Hey Torsten,

I was able to get your initial setup working fine, but then i tried to
install the ruotekit modifications into my other existing rails app
and now i keep getting this sinatra error:

=> Booting Mongrel
=> Rails 2.3.4 application starting on http://0.0.0.0:3000
=> Call with -d to detach
=> Ctrl-C to shutdown server
Fri Feb 19 13:06:04 -0500 2010: Read error: #<MissingSourceFile: no
such file to load -- sinatra/respond_to>
/opt/local/lib/ruby/site_ruby/1.8/rubygems/custom_require.rb:31:in
`gem_original_require'
/opt/local/lib/ruby/site_ruby/1.8/rubygems/custom_require.rb:31:in
`require'
/opt/local/lib/ruby/gems/1.8/gems/activesupport-2.3.4/lib/
active_support/dependencies.rb:156:in `require'
/opt/local/lib/ruby/gems/1.8/gems/activesupport-2.3.4/lib/
active_support/dependencies.rb:521:in `new_constants_in'

...

any ideas?

Thanks,
Dave

BTW ruote-on-rails works fine with your initial set of instructions.

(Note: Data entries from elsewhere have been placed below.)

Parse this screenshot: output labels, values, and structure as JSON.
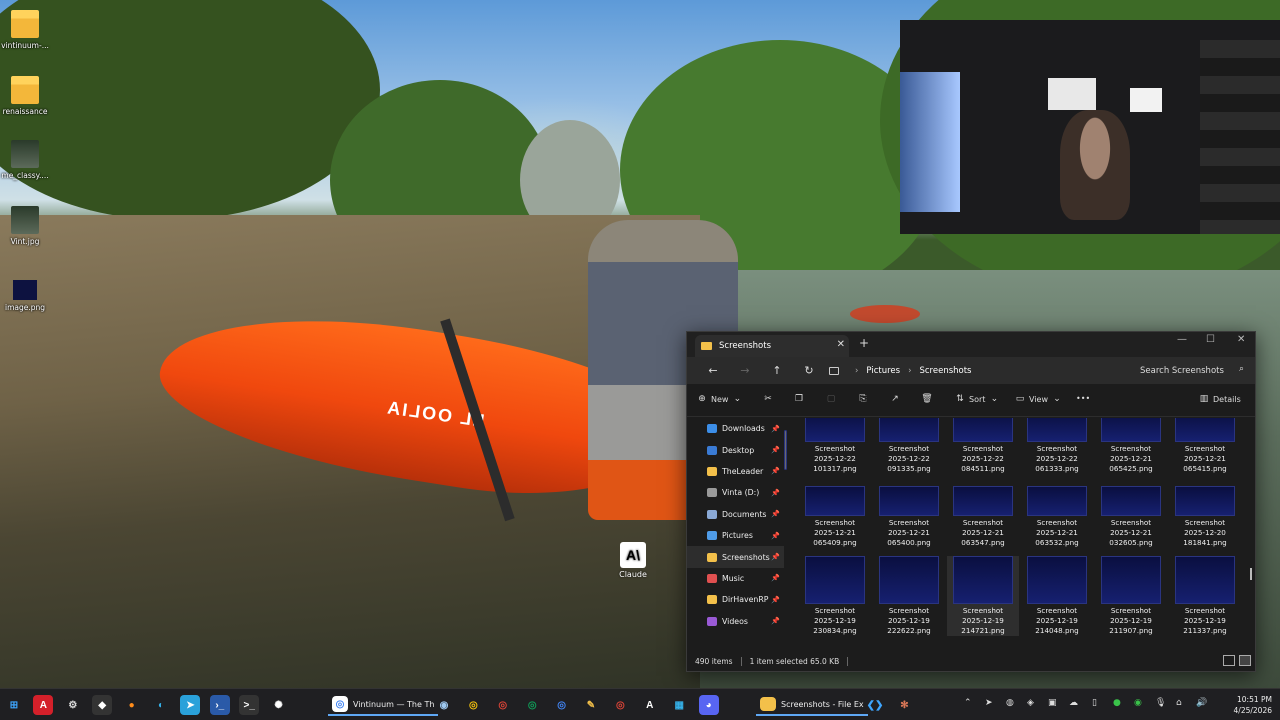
{
  "desktop": {
    "icons": [
      {
        "label": "vintinuum-...",
        "icon": "folder-icon"
      },
      {
        "label": "renaissance",
        "icon": "folder-icon"
      },
      {
        "label": "me_classy....",
        "icon": "image-file-icon"
      },
      {
        "label": "Vint.jpg",
        "icon": "image-file-icon"
      },
      {
        "label": "image.png",
        "icon": "image-file-icon"
      }
    ],
    "claude_shortcut": {
      "glyph": "A\\",
      "label": "Claude"
    },
    "kayak_text": "LL OOLIA"
  },
  "explorer": {
    "tab_title": "Screenshots",
    "tab_close": "✕",
    "new_tab": "+",
    "window_controls": {
      "minimize": "—",
      "maximize": "☐",
      "close": "✕"
    },
    "nav": {
      "back": "←",
      "forward": "→",
      "up": "↑",
      "refresh": "↻"
    },
    "breadcrumb": [
      "Pictures",
      "Screenshots"
    ],
    "search_placeholder": "Search Screenshots",
    "commands": {
      "new": "New",
      "sort": "Sort",
      "view": "View",
      "more": "•••",
      "details": "Details"
    },
    "sidebar": [
      {
        "label": "Downloads",
        "color": "#3c8ee8",
        "pinned": true
      },
      {
        "label": "Desktop",
        "color": "#3a7bd5",
        "pinned": true
      },
      {
        "label": "TheLeader",
        "color": "#f3c04a",
        "pinned": true
      },
      {
        "label": "Vinta (D:)",
        "color": "#9a9a9a",
        "pinned": true
      },
      {
        "label": "Documents",
        "color": "#8aa9d6",
        "pinned": true
      },
      {
        "label": "Pictures",
        "color": "#4f9ce8",
        "pinned": true
      },
      {
        "label": "Screenshots",
        "color": "#f3c04a",
        "pinned": true,
        "active": true
      },
      {
        "label": "Music",
        "color": "#e05050",
        "pinned": true
      },
      {
        "label": "DirHavenRP",
        "color": "#f3c04a",
        "pinned": true
      },
      {
        "label": "Videos",
        "color": "#9a5ad6",
        "pinned": true
      }
    ],
    "files": [
      {
        "l1": "Screenshot",
        "l2": "2025-12-22",
        "l3": "101317.png"
      },
      {
        "l1": "Screenshot",
        "l2": "2025-12-22",
        "l3": "091335.png"
      },
      {
        "l1": "Screenshot",
        "l2": "2025-12-22",
        "l3": "084511.png"
      },
      {
        "l1": "Screenshot",
        "l2": "2025-12-22",
        "l3": "061333.png"
      },
      {
        "l1": "Screenshot",
        "l2": "2025-12-21",
        "l3": "065425.png"
      },
      {
        "l1": "Screenshot",
        "l2": "2025-12-21",
        "l3": "065415.png"
      },
      {
        "l1": "Screenshot",
        "l2": "2025-12-21",
        "l3": "065409.png"
      },
      {
        "l1": "Screenshot",
        "l2": "2025-12-21",
        "l3": "065400.png"
      },
      {
        "l1": "Screenshot",
        "l2": "2025-12-21",
        "l3": "063547.png"
      },
      {
        "l1": "Screenshot",
        "l2": "2025-12-21",
        "l3": "063532.png"
      },
      {
        "l1": "Screenshot",
        "l2": "2025-12-21",
        "l3": "032605.png"
      },
      {
        "l1": "Screenshot",
        "l2": "2025-12-20",
        "l3": "181841.png"
      },
      {
        "l1": "Screenshot",
        "l2": "2025-12-19",
        "l3": "230834.png"
      },
      {
        "l1": "Screenshot",
        "l2": "2025-12-19",
        "l3": "222622.png"
      },
      {
        "l1": "Screenshot",
        "l2": "2025-12-19",
        "l3": "214721.png",
        "selected": true
      },
      {
        "l1": "Screenshot",
        "l2": "2025-12-19",
        "l3": "214048.png"
      },
      {
        "l1": "Screenshot",
        "l2": "2025-12-19",
        "l3": "211907.png"
      },
      {
        "l1": "Screenshot",
        "l2": "2025-12-19",
        "l3": "211337.png"
      }
    ],
    "status": {
      "item_count": "490 items",
      "selection": "1 item selected  65.0 KB"
    }
  },
  "taskbar": {
    "apps": [
      {
        "name": "start-button",
        "glyph": "⊞",
        "color": "#3ea6ff",
        "bg": "transparent"
      },
      {
        "name": "acrobat-app",
        "glyph": "A",
        "color": "#fff",
        "bg": "#d4202a"
      },
      {
        "name": "settings-app",
        "glyph": "⚙",
        "color": "#ddd",
        "bg": "transparent"
      },
      {
        "name": "epic-games-app",
        "glyph": "◆",
        "color": "#fff",
        "bg": "#333"
      },
      {
        "name": "firefox-app",
        "glyph": "●",
        "color": "#ff8c1a",
        "bg": "transparent"
      },
      {
        "name": "edge-app",
        "glyph": "◐",
        "color": "#35b0e8",
        "bg": "transparent"
      },
      {
        "name": "telegram-app",
        "glyph": "➤",
        "color": "#fff",
        "bg": "#2aa1da"
      },
      {
        "name": "powershell-app",
        "glyph": "›_",
        "color": "#fff",
        "bg": "#2a5aa8"
      },
      {
        "name": "terminal-app",
        "glyph": ">_",
        "color": "#fff",
        "bg": "#333"
      },
      {
        "name": "openai-app",
        "glyph": "✺",
        "color": "#fff",
        "bg": "transparent"
      }
    ],
    "active_window": "Vintinuum — The Th",
    "apps2": [
      {
        "name": "steam-app",
        "glyph": "◉",
        "color": "#9ec8f0",
        "bg": "transparent"
      },
      {
        "name": "chrome-app-1",
        "glyph": "◎",
        "color": "#f4c20d",
        "bg": "transparent"
      },
      {
        "name": "chrome-app-2",
        "glyph": "◎",
        "color": "#db4437",
        "bg": "transparent"
      },
      {
        "name": "chrome-app-3",
        "glyph": "◎",
        "color": "#0f9d58",
        "bg": "transparent"
      },
      {
        "name": "chrome-app-4",
        "glyph": "◎",
        "color": "#4285f4",
        "bg": "transparent"
      },
      {
        "name": "pen-app",
        "glyph": "✎",
        "color": "#f3c04a",
        "bg": "transparent"
      },
      {
        "name": "chrome-app-5",
        "glyph": "◎",
        "color": "#db4437",
        "bg": "transparent"
      },
      {
        "name": "anthropic-app",
        "glyph": "A",
        "color": "#fff",
        "bg": "transparent"
      },
      {
        "name": "store-app",
        "glyph": "▦",
        "color": "#35b0e8",
        "bg": "transparent"
      },
      {
        "name": "discord-app",
        "glyph": "◕",
        "color": "#fff",
        "bg": "#5865f2"
      }
    ],
    "explorer_button": "Screenshots - File Ex",
    "apps3": [
      {
        "name": "vscode-app",
        "glyph": "❮❯",
        "color": "#3ea6ff",
        "bg": "transparent"
      },
      {
        "name": "claude-app",
        "glyph": "✻",
        "color": "#d97757",
        "bg": "transparent"
      }
    ],
    "tray_chevron": "⌃",
    "clock_time": "10:51 PM",
    "clock_date": "4/25/2026"
  }
}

On Feb 9, 10:02 am, Torsten Schoenebaum <[email protected]>
wrote:
> Hi list!
>
> A little follow up to my lines on using Ruote from within Rails. I
> mentionend "put rk into your Rack app's middleware stack" as possibility
> for that without giving further details.
>
> Kenneth did some fine work on that and I added a few more lines so that
> now I would propagate to use RuoteKit when there's a need for Ruote on
> Rails.
>
> If you need a quickstart, have a look at my example Rails app 
> athttp://github.com/tosch/ruote-on-rails
>
> The only files changed are:
> * config/environment.rb
> * config/initializers/ruote_kit.rb
> * lib/tasks/ruote_kit.rake
>
> You get all the power of the changes done in my previously mentioned
> gist plus the possibility to peep into running processes by surfing to
> /_ruote.
>
> There's just one drawback at the moment: RuoteKit's views and methods
> aren't protected in any way, they are accessible to the world if you
> don't protect them by yourself in some way.
>
> So let's dig a little deeper: Where to put your own Ruote stuff?
>
> First of all, you should register your participants in the ruote_kit.rb
> initializer file (before the RuoteKit.configure_catchall! call). Note
> that you should only use non-instanciated participants as the Ruote
> engine when running Rails has no access to a worker instance by default
> (instanciated participants will only work if a worker is bound to the
> engine). That means: Don't use BlockParticipants! Don't use
> ParticipantClass.new. Those will most probably not work.
>
> Some words on the catchall participant: The call to
> RuoteKit.configure_catchall!
> is a shortcut for the following:
> RuoteKit.engine.register_participant('.*', Ruote::StorageParticipant)
> So you'll get a storage participant for every participant name you may
> think of. If you didn't register your own participants beforehand, every
> time a participant expression is entered in your processes, a workitem
> will be put in the storage participant. You may access all storaged
> workitems by calling RuoteKit.storage_participant.all. See
> Ruote::StorageParticipant's inline docu for all methods you may or may
> not need ;-)
>
> Note that there is no need to run RuoteKit.configure_catchall! ! The
> storage participant will be there anyway, but you'll have to register it
> by yourself if you want to use it in your process definitions. You could
> register a not so greedy (name-wise) variant:
> RuoteKit.engine.register_participant 'storage_+*', Ruote::StorageParticipant
> In your process definitions, each participant expression refering to
> storage_a or storage_b etc would be handled by the storage participant.
>
> Apropos process definitions: Where to put them? You may keep it simple
> and put them in the initializer (writing to some global constant for
> example). John likes them to be referenced by urls, so you could put
> them as files in some subdirectory of public [1]. You can even put the
> process definition to the place where you launch processes. In short
> words: It's totally up to you.
>
> Now you have your participants registered and your process definitions
> (f)lying around somewhere. Where to launch them? The possibilities are
> nearly endless. You could call RuoteKit.engine.launch in your
> controllers. I would suggest to use one or more methods in your models
> for that, combined with callbacks and/or observers. The best way depends
> on your models, so YMMV.
>
> For human participant integration, the storage participant is built. It
> holds the workitems until they are explicitely replied to the engine
> (you can do this via
> RuoteKit.storage_participant.reply(workitem)
> ). There could be a controller wrapping all this up, but for a start,
> there always is /_ruote/workitems ...
>
> That's all for now. I hope this helps and am waiting for questions,
> Torsten
>
> [1] Note that you have to set the remote_definition_allowed option of
>     the engine to true to get that going.